Am I missing something here, or is the answer painfully obvious.....
Well according to a recent article in Popular Science, it is a bit more complicated than first blush would have us believe. According to the PopSci article - the House is holding hearings to discuss a new law to manage resource mining in space.
In the early days of the "Space Race" an accord or "Treaty" was signed that said, in simple terms, no country or person could assume to own any celestial body. But now the focus is on mineral rights. There is some credence given to having a legal framework in place which may at the very least spur more entrepreneurial interest in the sector. The proposed legislation, working in tandem with the earlier Outer Space Treaty, formulated in 1967, would give U.S. companies ownership of any materials they mine from asteroids, but not ownership of the asteroid itself.
Read the complete Popsci article HERE
5 comments:
Damn, you answered it; I was going to guess "me?" But seriously, wanna bet they screw it up?
Leave it to politician to decide who owns what in outer space. Really! How can any country lay claim to a space rock and dictate laws? Utterly moronic. We are stepping over the line by laying claim to any celestial body outside of Mother Earth. Who do we think we are?
Screw it up is almost a gimi. But in response to Tman2k: Like the original treaty, I suspect that the initial efforts may lay in preventing a government or an individual from "owning" an asteroid say. But able to maintain an individual's right to retain ownership of whatever mineral or material that is mined off an asteroid. I know that would be one of the things that would piss me off, going to all the effort and expense of bringing back mineral components just to be told that these can not be owned.

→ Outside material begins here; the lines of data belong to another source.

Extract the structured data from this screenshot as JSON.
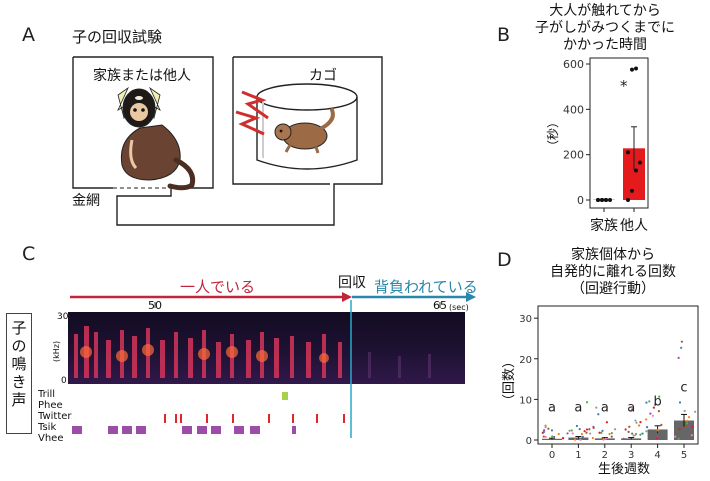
{
  "panels": {
    "A": {
      "letter": "A",
      "title": "子の回収試験",
      "room_left_label": "家族または他人",
      "room_right_label": "カゴ",
      "mesh_label": "金網"
    },
    "B": {
      "letter": "B",
      "title_lines": [
        "大人が触れてから",
        "子がしがみつくまでに",
        "かかった時間"
      ],
      "ylabel": "（秒）",
      "significance": "*"
    },
    "C": {
      "letter": "C",
      "phase_alone": "一人でいる",
      "phase_retrieval": "回収",
      "phase_carried": "背負われている",
      "time_ticks": [
        "50",
        "65"
      ],
      "time_unit": "(sec)",
      "freq_ticks": [
        "30",
        "0"
      ],
      "freq_unit": "(kHz)",
      "side_label": "子の鳴き声",
      "call_types": [
        "Trill",
        "Phee",
        "Twitter",
        "Tsik",
        "Vhee"
      ]
    },
    "D": {
      "letter": "D",
      "title_lines": [
        "家族個体から",
        "自発的に離れる回数",
        "（回避行動）"
      ],
      "ylabel": "（回数）",
      "xlabel": "生後週数"
    }
  },
  "chart_data": [
    {
      "type": "bar",
      "categories": [
        "家族",
        "他人"
      ],
      "values": [
        2,
        228
      ],
      "errors": [
        2,
        95
      ],
      "points": [
        [
          0,
          0,
          0,
          0,
          0,
          0,
          0
        ],
        [
          0,
          40,
          130,
          165,
          210,
          575,
          580
        ]
      ],
      "ylabel": "（秒）",
      "ylim": [
        0,
        600
      ],
      "yticks": [
        0,
        200,
        400,
        600
      ],
      "annotation": "*",
      "colors": [
        "#9a9a9a",
        "#e41a1c"
      ]
    },
    {
      "type": "bar",
      "categories": [
        "0",
        "1",
        "2",
        "3",
        "4",
        "5"
      ],
      "values": [
        0.3,
        0.6,
        0.4,
        0.4,
        2.6,
        4.8
      ],
      "errors": [
        0.15,
        0.25,
        0.2,
        0.2,
        0.9,
        1.5
      ],
      "letters": [
        "a",
        "a",
        "a",
        "a",
        "b",
        "c"
      ],
      "xlabel": "生後週数",
      "ylabel": "（回数）",
      "ylim": [
        0,
        33
      ],
      "yticks": [
        0,
        10,
        20,
        30
      ]
    }
  ],
  "colors": {
    "alone_arrow": "#c2243c",
    "carried_arrow": "#2a86ab",
    "retrieval_line": "#28a9c9",
    "twitter": "#e2262e",
    "phee": "#a8d04a",
    "vhee": "#9b4da8",
    "bar_other": "#e41a1c",
    "bar_weeks": "#666666"
  }
}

Well, if it's headed here, whichever country(ies) gets it could claim ownership. If anyone there survives and are nationalists who want their borders respected (we know Praxis blew up, but keep to your own side), then they're on their own and anyone who survives elsewhere can focus on things like adapting to no sunlight and not having the land that ends up under the sea.
But you see Anon, the treaty that everyone signed in the 60s prohibits just that sort of behavior. If the U.S. doesn't honor it, or any other signatory, it becomes so much toilet paper. I honestly believe that manifest destiny at the atmosphere interface.